Lon Kruger's team is in the Final Four and a lot of people are wondering how.
If you could read in 1994, you might recall similar amazement over Kruger's team. Florida had even fewer marquee recruits then than Oklahoma does now. Yet the Gators made the Final Four, and for a few shining moments Kruger was praised like another Coach K.
Then he went back to being Lon Kruger, arguably America's most underappreciated college basketball coach. Remember his time in Gainesville?
"Lon is the guy who made Florida basketball," Bill Koss said. "I'll always believe that."
Koss played there 50 years ago and has been around the program since as a TV analyst, author and coaching confidant. Not enough people share his belief. Blame that on Billy Donovan. He came in with a bang as Kruger was going out with a whimper. Billy Ball made it impossible to fully grasp what Kruger accomplished.
Such is life for Lon. He comes in, cleans up programs, preaches old-school values and turns middling' recruits into winners. The problem is there's not much sex appeal when you're humble, unassuming and bland enough to proudly admit you love ABBA songs.
"I've never heard him say anything derogatory about anyone, never once," Koss said. "He always finds something constructive to say, even in the most difficult situations."
That took some doing in Gainesville. Basketball was in shambles when Kruger was hired. The NCAA and U.S. government were investigating recruiting violations and drug deals. Norm Sloan had stormed away. Dwayne Schintzius led a mutiny against interim coach Don DeVoe.
Kruger turned that hot mess into an NIT team by Year 2. Two years later, a team featuring 300-pound center Dametri Hill made it to the national semifinal game, losing to Grant Hill and Duke, 70-65.
Kruger restored order on the court and dignity off it. He'd send hand-written notes thanking cheerleaders for their work and congratulating minor-sport athletes on academic achievements. If only he could have made people love basketball as much as that other major sport. Attendance never took off. Big-time recruits kept going to brand-name schools. When Kruger left for Illinois two years later, it was an amicable divorce.

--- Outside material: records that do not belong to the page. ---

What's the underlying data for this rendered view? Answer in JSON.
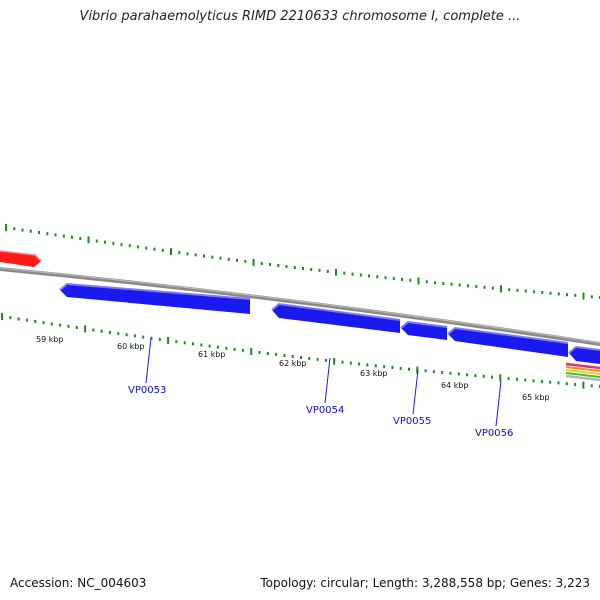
{
  "title": "Vibrio parahaemolyticus RIMD 2210633 chromosome I, complete ...",
  "footer": {
    "accession": "Accession: NC_004603",
    "summary": "Topology: circular; Length: 3,288,558 bp; Genes: 3,223"
  },
  "colors": {
    "backbone": "#8a8a8a",
    "gene_forward": "#ff1a1a",
    "gene_reverse": "#1a1aee",
    "ticks": "#1f8a1f",
    "label_line": "#1a1aee"
  },
  "scale": {
    "labels": [
      "59 kbp",
      "60 kbp",
      "61 kbp",
      "62 kbp",
      "63 kbp",
      "64 kbp",
      "65 kbp"
    ]
  },
  "genes": [
    {
      "label": "VP0053"
    },
    {
      "label": "VP0054"
    },
    {
      "label": "VP0055"
    },
    {
      "label": "VP0056"
    }
  ]
}
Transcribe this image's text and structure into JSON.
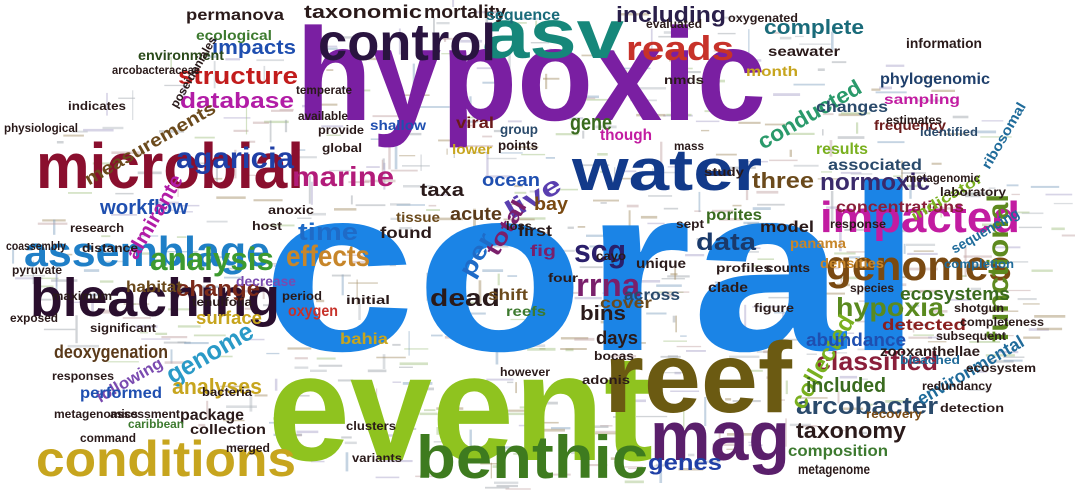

The Florida fizzle enhanced his reputation as a good-but-not-great coach. But Kruger's body of work is getting a fresh look under the bright lights of a Final Four. A lot has changed since that 1994 appearance, but Kruger hasn't. His Oklahoma team featured four guys who've started 104 straight games. None were among the nation's top 100 recruits, including All-American Buddy Hield.
"I'm just happy we've got a coach like coach Kruger to keep us level-headed every day," Hield said.
Now the public is realizing the appeal of Kruger's approach. Mr. Level-Headed is back. It's about time for such a nice guy to finish first.